JFEの9月中間決算が示す鉄鋼業界の苦戦

鉄鋼業界の先陣を切り、10月24日に2013年3月期9月中間決算(12年4~9月期)を発表したJFEホールディングス。上期は大幅な減益での折り返しとなった。

上期実績は売上高1兆4546億円(前年同期比7.3%減)、営業利益111億円(同79.0%減)。四半期別にみると、第1四半期(12年4~6月期)が売上高730億円、営業利益119億円であったのに対し、第2四半期(同7~9月期)は売上高724億円、営業損失8.4億円まで低迷した。

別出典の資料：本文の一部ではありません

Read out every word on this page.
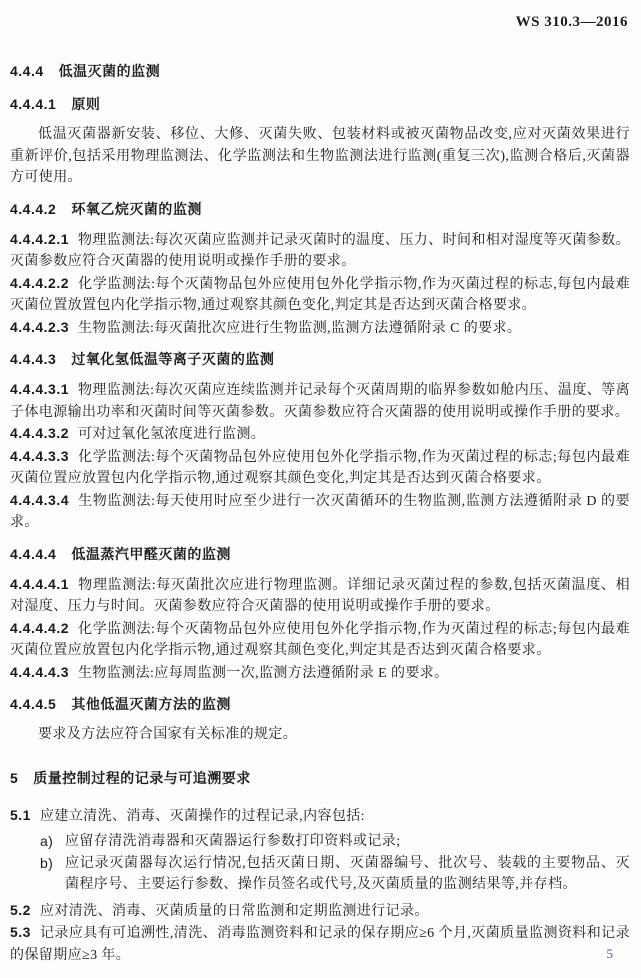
WS 310.3—2016
4.4.4 低温灭菌的监测
4.4.4.1 原则

低温灭菌器新安装、移位、大修、灭菌失败、包装材料或被灭菌物品改变,应对灭菌效果进行重新评价,包括采用物理监测法、化学监测法和生物监测法进行监测(重复三次),监测合格后,灭菌器方可使用。

4.4.4.2 环氧乙烷灭菌的监测

4.4.4.2.1 物理监测法:每次灭菌应监测并记录灭菌时的温度、压力、时间和相对湿度等灭菌参数。灭菌参数应符合灭菌器的使用说明或操作手册的要求。

4.4.4.2.2 化学监测法:每个灭菌物品包外应使用包外化学指示物,作为灭菌过程的标志,每包内最难灭菌位置放置包内化学指示物,通过观察其颜色变化,判定其是否达到灭菌合格要求。

4.4.4.2.3 生物监测法:每灭菌批次应进行生物监测,监测方法遵循附录 C 的要求。

4.4.4.3 过氧化氢低温等离子灭菌的监测

4.4.4.3.1 物理监测法:每次灭菌应连续监测并记录每个灭菌周期的临界参数如舱内压、温度、等离子体电源输出功率和灭菌时间等灭菌参数。灭菌参数应符合灭菌器的使用说明或操作手册的要求。

4.4.4.3.2 可对过氧化氢浓度进行监测。

4.4.4.3.3 化学监测法:每个灭菌物品包外应使用包外化学指示物,作为灭菌过程的标志;每包内最难灭菌位置应放置包内化学指示物,通过观察其颜色变化,判定其是否达到灭菌合格要求。

4.4.4.3.4 生物监测法:每天使用时应至少进行一次灭菌循环的生物监测,监测方法遵循附录 D 的要求。

4.4.4.4 低温蒸汽甲醛灭菌的监测

4.4.4.4.1 物理监测法:每灭菌批次应进行物理监测。详细记录灭菌过程的参数,包括灭菌温度、相对湿度、压力与时间。灭菌参数应符合灭菌器的使用说明或操作手册的要求。

4.4.4.4.2 化学监测法:每个灭菌物品包外应使用包外化学指示物,作为灭菌过程的标志;每包内最难灭菌位置应放置包内化学指示物,通过观察其颜色变化,判定其是否达到灭菌合格要求。

4.4.4.4.3 生物监测法:应每周监测一次,监测方法遵循附录 E 的要求。

4.4.4.5 其他低温灭菌方法的监测

要求及方法应符合国家有关标准的规定。

5 质量控制过程的记录与可追溯要求

5.1 应建立清洗、消毒、灭菌操作的过程记录,内容包括:

a) 应留存清洗消毒器和灭菌器运行参数打印资料或记录;
b) 应记录灭菌器每次运行情况,包括灭菌日期、灭菌器编号、批次号、装载的主要物品、灭菌程序号、主要运行参数、操作员签名或代号,及灭菌质量的监测结果等,并存档。

5.2 应对清洗、消毒、灭菌质量的日常监测和定期监测进行记录。

5.3 记录应具有可追溯性,清洗、消毒监测资料和记录的保存期应≥6 个月,灭菌质量监测资料和记录的保留期应≥3 年。	5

不振の主な原因は鉄鋼事業だ。足元のメタルスプレッド(販売価格と原料価格の差)は改善しつつあるものの、アジアにおける需要の低迷を背景にした鉄鋼市況の軟化や、原材料価格の下落による在庫評価差の発生が収益を押し下げた。一方、エンジニアリング事業は震災からの復興にともなうゴミ処理施設の建設などがプラス要因となり、上期の部門利益として、過去最高益を更新した。

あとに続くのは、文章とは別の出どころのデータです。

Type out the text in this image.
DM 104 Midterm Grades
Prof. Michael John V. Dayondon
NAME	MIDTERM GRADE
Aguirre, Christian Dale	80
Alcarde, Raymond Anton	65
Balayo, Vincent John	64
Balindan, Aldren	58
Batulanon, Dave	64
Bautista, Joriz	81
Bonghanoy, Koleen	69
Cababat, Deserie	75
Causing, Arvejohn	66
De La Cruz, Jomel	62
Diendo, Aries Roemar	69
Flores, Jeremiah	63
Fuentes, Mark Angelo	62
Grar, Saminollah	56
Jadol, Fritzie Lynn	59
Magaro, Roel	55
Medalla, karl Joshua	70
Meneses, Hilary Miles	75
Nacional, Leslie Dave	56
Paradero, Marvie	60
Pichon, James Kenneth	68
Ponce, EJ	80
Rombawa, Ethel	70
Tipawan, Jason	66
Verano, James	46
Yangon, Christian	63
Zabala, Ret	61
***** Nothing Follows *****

続く12年10月~13年3月期(下期)にかけては、足元の需給環境の悪化を受け、鉄鋼事業で減産に踏み切る。今上期の鋼材平均価格は7万2000円/t(前年同期は8万4000円/t)まで下がっている。棚卸資産評価差も収益圧迫要因として残る見通し。ただ、年間1200億円のコスト削減効果や、エンジニアリングの好調などのプラス要因がある。

ただ、JFEホールディングスは12年4~9月期決算の発表と同時に、通期業績見通しを、売上高3兆1800億円(前期比0.4%増)、営業利益550億円(同22.8%増)に見直した。通期では営業増益を達成する計画だが、7月26日の第1四半期決算発表時に公表していた従来に比ると、売上高1200億円、営業利益450億円の下方修正だ。

好調なエンジニアリング事業を除けば、JFEの本業である鉄鋼事業をめぐる環境は厳しい。同業の鉄鋼メーカーも苦戦の決算が予想されそうだ。